Kadın sinirle dudaklarını birbirine bastırdığında içeride ağlayan kızının seslerini duyması öfkesini daha da arttırdı. "Seninle oynamak zorunda değil, ayrıca Beren daha küçük ve suyu sevmiyor!" Kadın hızlı adımlarını Elis'e doğru atarken Elis annesinin ona doğru gelmesini bir oyuna çevirerek koşmaya devam etti.
"Elis, dur! Suya doğru gitme!" diye bağırdı kadın korkuyla.
"Anne, bana bir şey olmaz ki. Ben yüzebiliyorum." Diye seslendi Elis de annesinin korkmaması adına.

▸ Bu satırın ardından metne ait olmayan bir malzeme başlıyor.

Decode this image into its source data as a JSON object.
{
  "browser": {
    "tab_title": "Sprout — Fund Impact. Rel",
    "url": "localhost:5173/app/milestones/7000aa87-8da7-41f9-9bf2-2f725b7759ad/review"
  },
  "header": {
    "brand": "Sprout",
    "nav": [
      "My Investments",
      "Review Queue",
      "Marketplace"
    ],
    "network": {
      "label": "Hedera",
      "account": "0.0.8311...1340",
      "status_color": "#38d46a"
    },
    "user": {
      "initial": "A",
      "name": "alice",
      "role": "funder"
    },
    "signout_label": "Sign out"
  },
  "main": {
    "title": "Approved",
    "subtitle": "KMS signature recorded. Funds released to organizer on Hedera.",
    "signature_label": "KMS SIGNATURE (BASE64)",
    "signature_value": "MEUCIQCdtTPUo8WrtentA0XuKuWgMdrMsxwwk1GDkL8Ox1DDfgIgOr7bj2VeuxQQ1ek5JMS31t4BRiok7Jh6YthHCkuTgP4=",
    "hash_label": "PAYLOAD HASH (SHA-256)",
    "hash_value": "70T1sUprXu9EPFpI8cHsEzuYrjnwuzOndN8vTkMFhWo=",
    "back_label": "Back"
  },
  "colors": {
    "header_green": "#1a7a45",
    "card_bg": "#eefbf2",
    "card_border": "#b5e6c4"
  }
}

"Kağıt!" diye bağırdı kadın. "Kağıt ıslanacak." Küçük kız bir an için duraksadı. Küçüktü, birinin onun için endişelenmesinin ne anlama geldiğini bile bilmeyecek kadar belki de. Ama bir şekilde her zaman bilmesi gerektiğinden fazlasını bilirdi.
Omuzları düşen kız, "Peki." Dedi sessizce. "Al annecim." Adımları karaya doğru ilerlerken bir anda beklenmedik şekilde yükselen bir dalga küçük kızın elindeki kağıdın üzerine geldi.

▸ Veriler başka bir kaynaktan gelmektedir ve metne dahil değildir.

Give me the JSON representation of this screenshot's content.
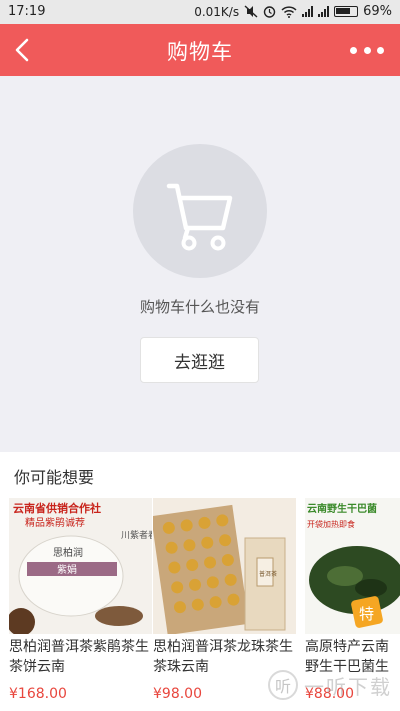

Elis korkuyla elini çektiğinde suyun içine düşen kağıt saniyeler içinde yok olurken küçük kahverengi gözleri pişmanlıkla irileşti. "Özür di-"
"Sus, sus Elis!" diye bağırdı kadın öfkeyle. "Bir kere olsun uslu uslu otur, bir kere olsun söz dinle! Bıktım artık, anlıyor musun bıktım!" Kadının öfkeli çığlıkları okyanusta yankılanırken küçük kızın omuzları mümkünmüş gibi daha da düştü. Ağlamak istiyordu, burnunun ucu yanıyordu. Kafasını, suçunun farkındalığı ile eğdiğinde annesi bunu umursamadı. "Böyle yaparsan zaten kimse seninle oynamak istemez. Sen onlara ayak uyduramazsın, bulduğun her fırsatta suya kaçarsan arkadaşların da seninle oynamaz!"
ŞİMDİ OKUDUĞUN
ZİFİRİ SULAR ÇİÇEĞİ
Fantasy"Arkanı dönme, daha değil." Sinirlerim iyice gerilirken gözlerimin kapalı olması elimi kolumu daha da bağlıyordu. "Bir insansın, değil mi?" diye sordum aklıma gelen ihtimalle. "Yani, sesin ve tenin insan gibi ama yüzün başka bir şeye mi benziyor?" K...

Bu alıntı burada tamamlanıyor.